Int J Performability Eng ›› 2017, Vol. 13 ›› Issue (2): 107-.doi: 10.23940/ijpe.17.2.p107.mag

• Editorial •     Next Articles


Sanjay K. Chaturvedi and Steven Li   


This is the second IJPE issue of the year 2017 and very first issue under the new EICs. Being associated since its inception in Mid-2005 with this journal and its founder EIC, Prof. Krishna B. Misra in July-2005, we have witnessed several changes in its presentation and contents- from Quarterly to Bi-monthly, in 2011, besides, occasional changes in editorial board from time to time and to widen its coverage to a larger gamut of Performability Engineering- a term formally coined by Prof. K. B. Misra by presenting its holistic view centred around 4Ps: Product, Process, Planet and People with an aim not only to cover engineering systems but also the processes, environment and human systems, in order to achieve sustainable, dependable and cleaner systems and products for now and in future - over their entire life time (birth to post death), in truest sense, in order to save our planet for the future generations to prosper and flourish as well.

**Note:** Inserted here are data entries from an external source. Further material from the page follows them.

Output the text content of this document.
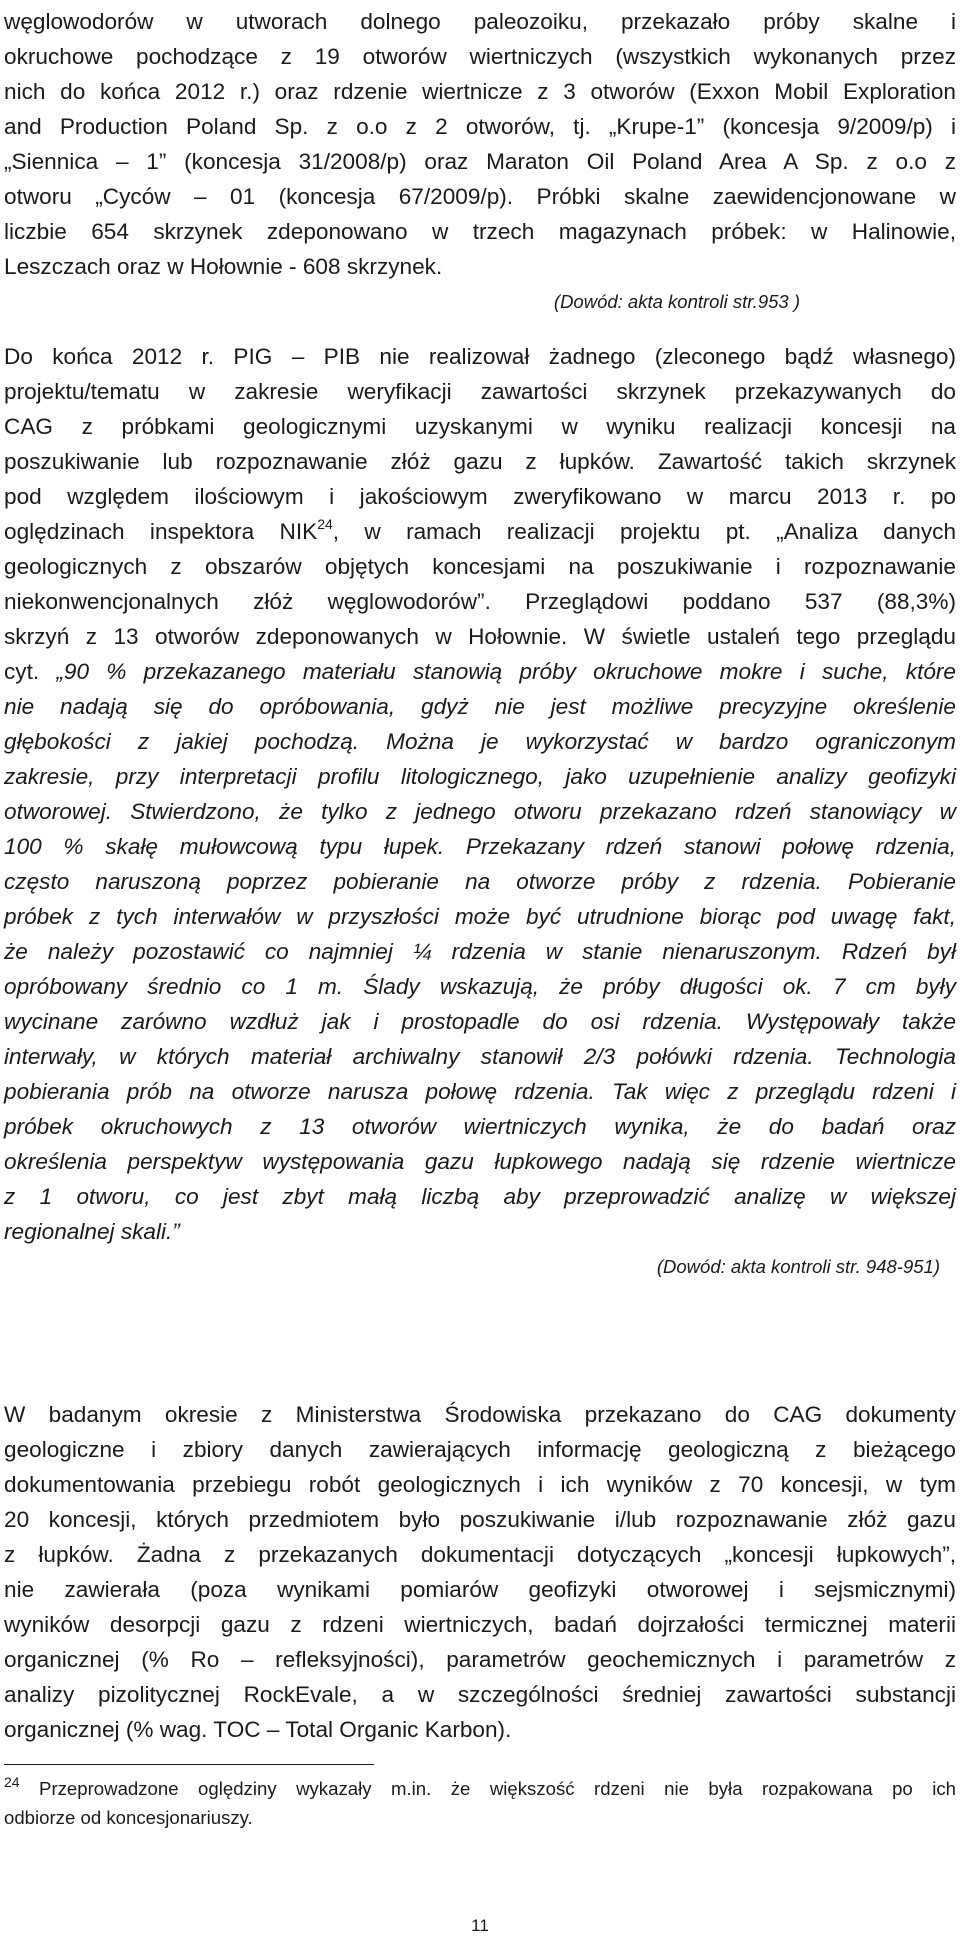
węglowodorów w utworach dolnego paleozoiku, przekazało próby skalne i
okruchowe pochodzące z 19 otworów wiertniczych (wszystkich wykonanych przez
nich do końca 2012 r.) oraz rdzenie wiertnicze z 3 otworów (Exxon Mobil Exploration
and Production Poland Sp. z o.o z 2 otworów, tj. „Krupe-1” (koncesja 9/2009/p) i
„Siennica – 1” (koncesja 31/2008/p) oraz Maraton Oil Poland Area A Sp. z o.o z
otworu „Cyców – 01 (koncesja 67/2009/p). Próbki skalne zaewidencjonowane w
liczbie 654 skrzynek zdeponowano w trzech magazynach próbek: w Halinowie,
Leszczach oraz w Hołownie - 608 skrzynek.
(Dowód: akta kontroli str.953 )
Do końca 2012 r. PIG – PIB nie realizował żadnego (zleconego bądź własnego)
projektu/tematu w zakresie weryfikacji zawartości skrzynek przekazywanych do
CAG z próbkami geologicznymi uzyskanymi w wyniku realizacji koncesji na
poszukiwanie lub rozpoznawanie złóż gazu z łupków. Zawartość takich skrzynek
pod względem ilościowym i jakościowym zweryfikowano w marcu 2013 r. po
oględzinach inspektora NIK$^{24}$, w ramach realizacji projektu pt. „Analiza danych
geologicznych z obszarów objętych koncesjami na poszukiwanie i rozpoznawanie
niekonwencjonalnych złóż węglowodorów”. Przeglądowi poddano 537 (88,3%)
skrzyń z 13 otworów zdeponowanych w Hołownie. W świetle ustaleń tego przeglądu
cyt. „90 % przekazanego materiału stanowią próby okruchowe mokre i suche, które
nie nadają się do opróbowania, gdyż nie jest możliwe precyzyjne określenie
głębokości z jakiej pochodzą. Można je wykorzystać w bardzo ograniczonym
zakresie, przy interpretacji profilu litologicznego, jako uzupełnienie analizy geofizyki
otworowej. Stwierdzono, że tylko z jednego otworu przekazano rdzeń stanowiący w
100 % skałę mułowcową typu łupek. Przekazany rdzeń stanowi połowę rdzenia,
często naruszoną poprzez pobieranie na otworze próby z rdzenia. Pobieranie
próbek z tych interwałów w przyszłości może być utrudnione biorąc pod uwagę fakt,
że należy pozostawić co najmniej ¼ rdzenia w stanie nienaruszonym. Rdzeń był
opróbowany średnio co 1 m. Ślady wskazują, że próby długości ok. 7 cm były
wycinane zarówno wzdłuż jak i prostopadle do osi rdzenia. Występowały także
interwały, w których materiał archiwalny stanowił 2/3 połówki rdzenia. Technologia
pobierania prób na otworze narusza połowę rdzenia. Tak więc z przeglądu rdzeni i
próbek okruchowych z 13 otworów wiertniczych wynika, że do badań oraz
określenia perspektyw występowania gazu łupkowego nadają się rdzenie wiertnicze
z 1 otworu, co jest zbyt małą liczbą aby przeprowadzić analizę w większej
regionalnej skali.”
(Dowód: akta kontroli str. 948-951)
W badanym okresie z Ministerstwa Środowiska przekazano do CAG dokumenty
geologiczne i zbiory danych zawierających informację geologiczną z bieżącego
dokumentowania przebiegu robót geologicznych i ich wyników z 70 koncesji, w tym
20 koncesji, których przedmiotem było poszukiwanie i/lub rozpoznawanie złóż gazu
z łupków. Żadna z przekazanych dokumentacji dotyczących „koncesji łupkowych”,
nie zawierała (poza wynikami pomiarów geofizyki otworowej i sejsmicznymi)
wyników desorpcji gazu z rdzeni wiertniczych, badań dojrzałości termicznej materii
organicznej (% Ro – refleksyjności), parametrów geochemicznych i parametrów z
analizy pizolitycznej RockEvale, a w szczególności średniej zawartości substancji
organicznej (% wag. TOC – Total Organic Karbon).
$^{24}$ Przeprowadzone oględziny wykazały m.in. że większość rdzeni nie była rozpakowana po ich
odbiorze od koncesjonariuszy.
11
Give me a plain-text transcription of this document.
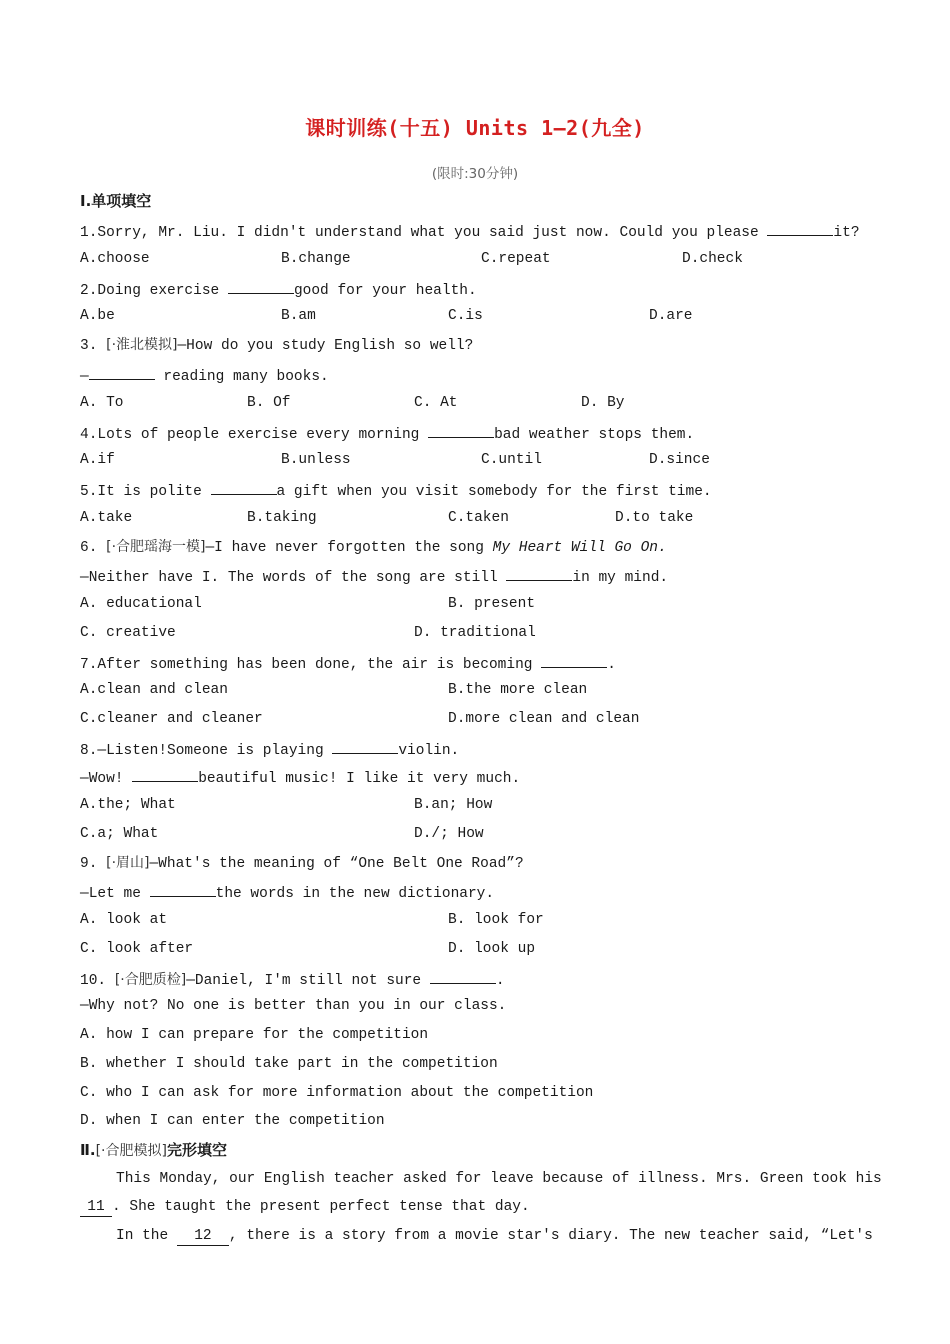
课时训练(十五) Units 1—2(九全)
(限时:30分钟)
Ⅰ.单项填空
1.Sorry, Mr. Liu. I didn't understand what you said just now. Could you please	it?
A.choose	B.change	C.repeat	D.check
2.Doing exercise	good for your health.
A.be	B.am	C.is	D.are
3. [·淮北模拟]—How do you study English so well?
—	reading many books.
A. To	B. Of	C. At	D. By
4.Lots of people exercise every morning	bad weather stops them.
A.if	B.unless	C.until	D.since
5.It is polite	a gift when you visit somebody for the first time.
A.take	B.taking	C.taken	D.to take
6. [·合肥瑶海一模]—I have never forgotten the song My Heart Will Go On.
—Neither have I. The words of the song are still	in my mind.
A. educational	B. present
C. creative	D. traditional
7.After something has been done, the air is becoming	.
A.clean and clean	B.the more clean
C.cleaner and cleaner	D.more clean and clean
8.—Listen!Someone is playing	violin.
—Wow!	beautiful music! I like it very much.
A.the; What	B.an; How
C.a; What	D./; How
9. [·眉山]—What's the meaning of “One Belt One Road”?
—Let me	the words in the new dictionary.
A. look at	B. look for
C. look after	D. look up
10. [·合肥质检]—Daniel, I'm still not sure	.
—Why not? No one is better than you in our class.
A. how I can prepare for the competition
B. whether I should take part in the competition
C. who I can ask for more information about the competition
D. when I can enter the competition
Ⅱ.[·合肥模拟]完形填空
This Monday, our English teacher asked for leave because of illness. Mrs. Green took his
11 . She taught the present perfect tense that day.
In the 12 , there is a story from a movie star's diary. The new teacher said, “Let's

The present issue consists of twelve articles dealing with different arenas of Performability Engineering and one short communication that presents a bionic autonomic nervous system (BANS) based approach for cloud resource management. The very first one is a paper with an extensive wealth of information for the airline service industry. The fact that the data is processed and analysed in a logical, simple and arithmetic way is very beneficial to the readers. Results of this investigation are also of practical relevance to both the airline industry and logistics researchers. In the second paper, a methodology to identify the critical component of a centrifugal pump and reliability analysis are presented by combining Finite Element Model, FMEA and Stress-Strength interference theory. Bayesian procedures have been applied in many areas of engineering research- most often in the areas wherein the data is scarce or subjective. A critical step in this procedure is the specification of the prior distribution. The third paper takes up this issue and presents the extension of the work by the same authors that has been implemented in JMP? of SAS institute. It presents a procedure of Bayesian estimation of the Weibull distribution based on a single random sample characterizing prior data- not a limitation of the approach, and a single random sample characterizing current data.

The lack of an appropriate method to set the targeted equipment effectiveness, in accordance with some strategic objectives of an organization, is a handicap to guide managers to achieve their individual performance. In fourth article, a Fuzzy theory based model that allows comparison decision criteria pair to determine the target overall equipment effectiveness (OEE) from the classic OEE to control the available resources is proposed. In the same vein, seventh article, a TPM implementation to improve the level of quality and to reduce the manufacturing cost of the product to increase the OEE of a windmill component manufacturing industry, specifically in the CNC machine shop, is presented. The f ifth paper discusses the real-time simulation and analysis of an eddy current annular shaped permanent magnet damper to ensure safety of windows and doors against winds and human behaviour, which may otherwise cause noise and damage to the physical structure.

System degradation modelling has been a key issue when performing any type of performance study. The sixth paper presents an improved model of degradation phenomenon based on the graphical duration model (GDM) by integrating the concept of conditional sojourn time distribution. It is expected to perform failure prognosis computations with higher accuracy than those obtained by using standard degradation models for the systems as employed in railways or road infrastructures. The eighth article of this issue examines and review the chemical and mechanical properties of natural fiber reinforced polymer bonded composites, besides, comparing the processing techniques for the reinforced composite materials.

The ninth article of this issue studies the patterns of students learning behaviours to predict which students are more likely to drop out in Massive Open Online Courses. The tenth article proposes an approach to analyze and calculate the micro-scale stress of viscoelastic fluid in displacing residual oil by combining an upper-convected Maxwell constitutive equation and other boundary conditions. The eleventh paper introduces a Linear Mixing Random Measures based clustering algorithm to group elements when different clusters may share the same elements. In the last article, a new Hybrid Model based Latent Variables Sampling algorithm is presented to address the challenges of inferring dynamic complex network.